Устройство психики Алины не позволяло ей улавливать тонкие нюансы разговора, и она принимала все сказанное за чистую монету. Но внутренний мир Алины отнюдь не был примитивен так, как ее речь и поступки, Сашенька это чувствовала. Неразвитый интеллект заменили интуиция, чувства и эмоции, с помощью которых девушка воспринимала окружающую действительность. Она жила сопереживанием ко всему живому, мучилась и страдала от чужой боли, как от своей собственной, и изо всех сил старалась заглушить ее, отдавая всю себя без остатка нуждающимся. Поведение ее было непредсказуемо и необъяснимо. Девушка постоянно менялась: то веселилась вместе с Сашенькой, смеялась и по-детски хлопала в ладоши, то пугалась чего-то и забивалась в угол, закрывая лицо руками. Испугать ее могло все, что угодно: скрип двери, порыв ветра за окном, упавшая на пол расческа. Но больше всего Сашеньку потрясло другое состояние Алины. Иногда девушка уходила глубоко в себя, ее бледное лицо становилось отстраненным, огромные глаза стекленели, и она вообще переставала на что-либо реагировать. Возможно, причина ее транса крылась в обычной эмоциональной и душевной усталости, и Алина таким образом отдыхала от мира и своих собственных чувств.

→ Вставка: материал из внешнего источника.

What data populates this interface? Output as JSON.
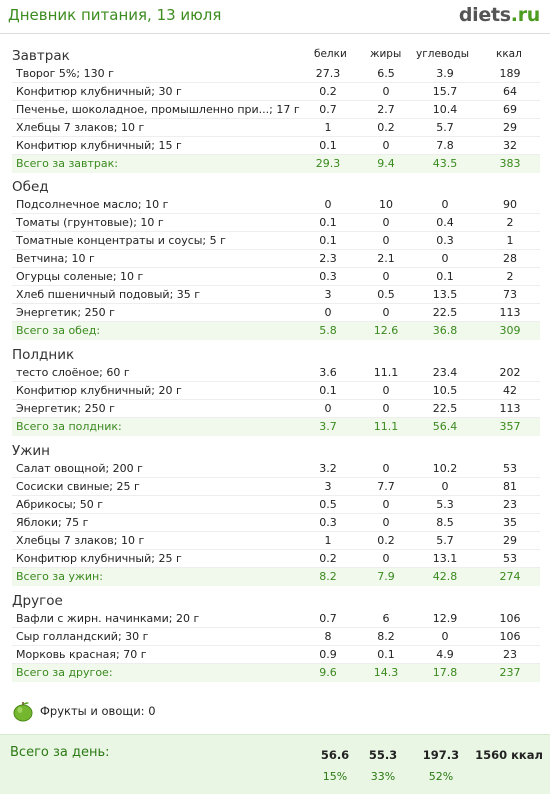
{
  "header": {
    "title": "Дневник питания, 13 июля",
    "logo_main": "diets",
    "logo_tld": ".ru"
  },
  "columns": {
    "protein": "белки",
    "fat": "жиры",
    "carbs": "углеводы",
    "kcal": "ккал"
  },
  "meals": [
    {
      "title": "Завтрак",
      "items": [
        {
          "name": "Творог 5%; 130 г",
          "p": "27.3",
          "f": "6.5",
          "c": "3.9",
          "k": "189"
        },
        {
          "name": "Конфитюр клубничный; 30 г",
          "p": "0.2",
          "f": "0",
          "c": "15.7",
          "k": "64"
        },
        {
          "name": "Печенье, шоколадное, промышленно при...; 17 г",
          "p": "0.7",
          "f": "2.7",
          "c": "10.4",
          "k": "69"
        },
        {
          "name": "Хлебцы 7 злаков; 10 г",
          "p": "1",
          "f": "0.2",
          "c": "5.7",
          "k": "29"
        },
        {
          "name": "Конфитюр клубничный; 15 г",
          "p": "0.1",
          "f": "0",
          "c": "7.8",
          "k": "32"
        }
      ],
      "total": {
        "name": "Всего за завтрак:",
        "p": "29.3",
        "f": "9.4",
        "c": "43.5",
        "k": "383"
      }
    },
    {
      "title": "Обед",
      "items": [
        {
          "name": "Подсолнечное масло; 10 г",
          "p": "0",
          "f": "10",
          "c": "0",
          "k": "90"
        },
        {
          "name": "Томаты (грунтовые); 10 г",
          "p": "0.1",
          "f": "0",
          "c": "0.4",
          "k": "2"
        },
        {
          "name": "Томатные концентраты и соусы; 5 г",
          "p": "0.1",
          "f": "0",
          "c": "0.3",
          "k": "1"
        },
        {
          "name": "Ветчина; 10 г",
          "p": "2.3",
          "f": "2.1",
          "c": "0",
          "k": "28"
        },
        {
          "name": "Огурцы соленые; 10 г",
          "p": "0.3",
          "f": "0",
          "c": "0.1",
          "k": "2"
        },
        {
          "name": "Хлеб пшеничный подовый; 35 г",
          "p": "3",
          "f": "0.5",
          "c": "13.5",
          "k": "73"
        },
        {
          "name": "Энергетик; 250 г",
          "p": "0",
          "f": "0",
          "c": "22.5",
          "k": "113"
        }
      ],
      "total": {
        "name": "Всего за обед:",
        "p": "5.8",
        "f": "12.6",
        "c": "36.8",
        "k": "309"
      }
    },
    {
      "title": "Полдник",
      "items": [
        {
          "name": "тесто слоёное; 60 г",
          "p": "3.6",
          "f": "11.1",
          "c": "23.4",
          "k": "202"
        },
        {
          "name": "Конфитюр клубничный; 20 г",
          "p": "0.1",
          "f": "0",
          "c": "10.5",
          "k": "42"
        },
        {
          "name": "Энергетик; 250 г",
          "p": "0",
          "f": "0",
          "c": "22.5",
          "k": "113"
        }
      ],
      "total": {
        "name": "Всего за полдник:",
        "p": "3.7",
        "f": "11.1",
        "c": "56.4",
        "k": "357"
      }
    },
    {
      "title": "Ужин",
      "items": [
        {
          "name": "Салат овощной; 200 г",
          "p": "3.2",
          "f": "0",
          "c": "10.2",
          "k": "53"
        },
        {
          "name": "Сосиски свиные; 25 г",
          "p": "3",
          "f": "7.7",
          "c": "0",
          "k": "81"
        },
        {
          "name": "Абрикосы; 50 г",
          "p": "0.5",
          "f": "0",
          "c": "5.3",
          "k": "23"
        },
        {
          "name": "Яблоки; 75 г",
          "p": "0.3",
          "f": "0",
          "c": "8.5",
          "k": "35"
        },
        {
          "name": "Хлебцы 7 злаков; 10 г",
          "p": "1",
          "f": "0.2",
          "c": "5.7",
          "k": "29"
        },
        {
          "name": "Конфитюр клубничный; 25 г",
          "p": "0.2",
          "f": "0",
          "c": "13.1",
          "k": "53"
        }
      ],
      "total": {
        "name": "Всего за ужин:",
        "p": "8.2",
        "f": "7.9",
        "c": "42.8",
        "k": "274"
      }
    },
    {
      "title": "Другое",
      "items": [
        {
          "name": "Вафли с жирн. начинками; 20 г",
          "p": "0.7",
          "f": "6",
          "c": "12.9",
          "k": "106"
        },
        {
          "name": "Сыр голландский; 30 г",
          "p": "8",
          "f": "8.2",
          "c": "0",
          "k": "106"
        },
        {
          "name": "Морковь красная; 70 г",
          "p": "0.9",
          "f": "0.1",
          "c": "4.9",
          "k": "23"
        }
      ],
      "total": {
        "name": "Всего за другое:",
        "p": "9.6",
        "f": "14.3",
        "c": "17.8",
        "k": "237"
      }
    }
  ],
  "fruits": {
    "label": "Фрукты и овощи: 0",
    "icon": "green-apple-icon"
  },
  "day_total": {
    "label": "Всего за день:",
    "p": "56.6",
    "f": "55.3",
    "c": "197.3",
    "k": "1560 ккал",
    "p_pct": "15%",
    "f_pct": "33%",
    "c_pct": "52%"
  },
  "colors": {
    "accent_green": "#3d8c1f",
    "total_bg": "#f1f8ec",
    "day_bg": "#eaf6e4"
  }
}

Хрюн прикончил бутылку и повалился на бок, довольный и толстый. Алина осторожно положила ладонь поросенку на живот и улыбнулась. Секунду Сашенька не могла оторвать взгляда от ее тонкого запястья и почти прозрачной кожи кисти с голубыми прожилками, мысленно сопоставляя в голове хрупкость ее руки и мистическую энергетическую силу, заложенную в ней. Длинные красивые пальчики Алины пощекотали розовый животик, и поросенок захрюкал от наслаждения.

– Какая же ты дохлая, Алина, – недовольно нахмурилась Сашенька, переведя взгляд на острые плечи девушки. – Тебя надо откармливать, как этого поросенка! Я, правда, и сама не толстушка, – покосившись на свое отражение в стекле серванта, пришла к выводу Сашенька, – но ты, Алина, по сравнению со мной… Короче, если ты сегодня откажешься есть мясо, которое тебе просто необходимо, и примешься грызть прошлогоднюю морковь на протяжении всего ужина, так и знай, я не буду с тобой разговаривать… Что-то есть хочется. Давай, пока ужин не готов, яблоки пожрем.

– Да, – кивнула Алина, отнесла поросенка в корзину, вернулась с двумя яблоками и, забравшись с ногами на кровать, уютно устроилась рядом с Сашей.

Некоторое время они молча грызли сочные ароматные плоды, потом Сашенька вдруг оживилась, отложила изрядно покусанное яблоко в сторону, повернулась к Алине, взяла ее за плечи, легонько встряхнула и возбужденно зашептала:

– Алин, ты хоть понимаешь, что дядя Рафа нам сегодня сказал? Ты у нас наследница несметных богатств! Блин, ну порадуйся хоть немного. Это же потрясающе! Что же ты молчишь, Алина? – разозлилась Саша. – Мне бы на твоем месте оказаться! Это счастье – иметь много денег и не думать, каким образом их добыть. Думаешь, мне нравится тырить чужие кошельки? Хотя, – задумалась Сашенька, – это дело, конечно, увлекает в какой-то мере. Знаешь, иной раз открываешь кошель, заглядываешь внутрь, а сердце, блин, так странно замирает в груди и кровь бурлить начинает! Веришь, я прямо чувствую, как она по венам бежит – охренеть можно: и страшно до жути, и приятно как-то. Не понимаю, может, я больная какая, и мне уже давно лечиться пора? Но ты меня не осуждай, ладно? Хочу я с этим делом как можно скорее покончить. Все-таки нехорошо воровать, стыдно и грешно. А что? Чем я хуже других? Поступлю в цирковое училище, у меня и льготы есть, выучусь на фокусницу, стану знаменитой на весь мир и приеду к тебе во Францию с гастрольным туром.